Beyond the difficulty of inventorying the redundancy of the ETA assets is the ability to compare and contrast the total cost of ownership (TCO) of each of those in the inventory. Rationalization can be done to reduce costs or increase capabilities which will increase revenue or prevent loss of revenue. Either which way, a financial analysis is required to understand which of the choices are economically expedient. Though in some instances, some technologies have reached their end of the road, most of them have continued independent roadmaps and require cross comparisons to determine which within domains, components, and services to converge upon. It is true that patterns help simplify the use of these domain components and services in explicit use case patterns but the decisioning required for picking among the many alternatives looms large in efforts.

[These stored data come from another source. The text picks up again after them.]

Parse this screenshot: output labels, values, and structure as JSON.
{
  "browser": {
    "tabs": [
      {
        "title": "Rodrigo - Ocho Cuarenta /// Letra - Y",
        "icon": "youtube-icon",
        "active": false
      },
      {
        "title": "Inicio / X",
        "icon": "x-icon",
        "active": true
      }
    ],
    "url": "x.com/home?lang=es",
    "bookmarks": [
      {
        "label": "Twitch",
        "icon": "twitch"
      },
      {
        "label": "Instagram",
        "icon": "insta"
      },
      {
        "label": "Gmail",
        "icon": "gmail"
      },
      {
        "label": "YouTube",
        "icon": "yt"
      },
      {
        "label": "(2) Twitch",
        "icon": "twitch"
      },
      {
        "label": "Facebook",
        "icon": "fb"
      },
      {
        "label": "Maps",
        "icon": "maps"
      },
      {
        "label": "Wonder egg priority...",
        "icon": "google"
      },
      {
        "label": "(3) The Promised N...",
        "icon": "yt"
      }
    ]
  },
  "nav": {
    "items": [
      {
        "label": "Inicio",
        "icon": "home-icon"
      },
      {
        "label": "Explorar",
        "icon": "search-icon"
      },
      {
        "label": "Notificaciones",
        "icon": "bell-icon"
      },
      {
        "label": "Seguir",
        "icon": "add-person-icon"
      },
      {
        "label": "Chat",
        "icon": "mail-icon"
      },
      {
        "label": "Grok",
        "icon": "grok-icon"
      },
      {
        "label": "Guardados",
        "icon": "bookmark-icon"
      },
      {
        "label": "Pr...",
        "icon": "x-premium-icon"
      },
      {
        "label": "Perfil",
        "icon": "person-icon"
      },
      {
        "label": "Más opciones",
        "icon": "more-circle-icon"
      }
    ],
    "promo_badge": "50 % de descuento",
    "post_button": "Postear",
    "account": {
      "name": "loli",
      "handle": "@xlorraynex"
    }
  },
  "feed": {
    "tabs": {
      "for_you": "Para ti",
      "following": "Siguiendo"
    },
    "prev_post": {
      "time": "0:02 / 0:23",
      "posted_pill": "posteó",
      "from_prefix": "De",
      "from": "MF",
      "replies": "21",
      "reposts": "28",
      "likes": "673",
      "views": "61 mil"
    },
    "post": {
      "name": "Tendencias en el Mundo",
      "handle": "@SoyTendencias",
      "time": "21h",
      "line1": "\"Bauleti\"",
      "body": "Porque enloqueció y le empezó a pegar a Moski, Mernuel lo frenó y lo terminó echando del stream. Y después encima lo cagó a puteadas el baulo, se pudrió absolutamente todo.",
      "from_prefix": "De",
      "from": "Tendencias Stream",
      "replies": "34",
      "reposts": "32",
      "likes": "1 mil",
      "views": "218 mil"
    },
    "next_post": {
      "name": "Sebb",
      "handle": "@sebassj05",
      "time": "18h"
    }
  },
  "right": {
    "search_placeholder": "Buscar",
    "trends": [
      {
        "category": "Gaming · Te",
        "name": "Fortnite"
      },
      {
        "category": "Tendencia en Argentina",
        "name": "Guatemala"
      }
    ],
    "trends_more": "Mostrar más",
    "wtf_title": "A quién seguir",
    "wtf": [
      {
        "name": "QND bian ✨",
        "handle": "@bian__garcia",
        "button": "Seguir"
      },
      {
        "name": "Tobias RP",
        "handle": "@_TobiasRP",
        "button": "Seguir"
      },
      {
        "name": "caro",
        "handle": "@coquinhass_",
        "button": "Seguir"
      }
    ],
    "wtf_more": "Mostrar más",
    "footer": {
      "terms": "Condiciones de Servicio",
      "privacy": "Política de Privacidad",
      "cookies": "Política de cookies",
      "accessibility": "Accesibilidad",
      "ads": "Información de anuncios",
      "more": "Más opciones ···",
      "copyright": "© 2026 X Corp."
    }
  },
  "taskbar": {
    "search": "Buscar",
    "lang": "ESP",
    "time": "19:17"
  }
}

Figure: BDNA Technopedia - Taxonomy of Domain, Component, and Services
In order to make proper economic tradeoffs, financial information needs to be collected and analyzed in addition to the collection of inventory data. The difficulty here is in the tracing and allocation of cost of technologies that are in the enterprise prior to any ETA efforts. If there is no charge back or even show back of financial information on the technology usage, the efforts to make economic decisions across the existing technologies will be difficult if not impossible. It is therefore a recommendation and conclusion that EA cannot be done properly without economic and financial data regarding the tradeoffs. There are however, situations where the lowest cost alternative for implementing a new capability by way of technology can be more easily chosen when there are no incumbents. The challenges in performing ETA will remain difficult and lead to anecdotal reasoning if it is not accompanied by a services financial model of both existing and proposed domain components, patterns, and services.
Figure: Making Enterprise Architecture based decisions: An Economic Approach -
Institute For Enterprise Architecture Developments
Institute For Enterprise Architecture Developments
http://www.enterprise-architecture.info/Images/Presentaties/How%20valuable%20is%20EA%204U-06-2005.PDF
As is the case with all efforts, the success of such approaches is in the details of accomplishing it. The ability to provide a cost benefit analysis and tradeoff among the various decisions required in EA needs an information repository to capture the various cost elements. It has occurred to me that one of the most important viewpoints required to do EA properly is a Financial Viewpoint for each of the architectures under analysis. It will require further research and inquiry as to how to properly create and prepare such a repository for the evaluation of architectures and for choosing among the various alternative tradeoffs in performing an effective and efficient portfolio rationalization.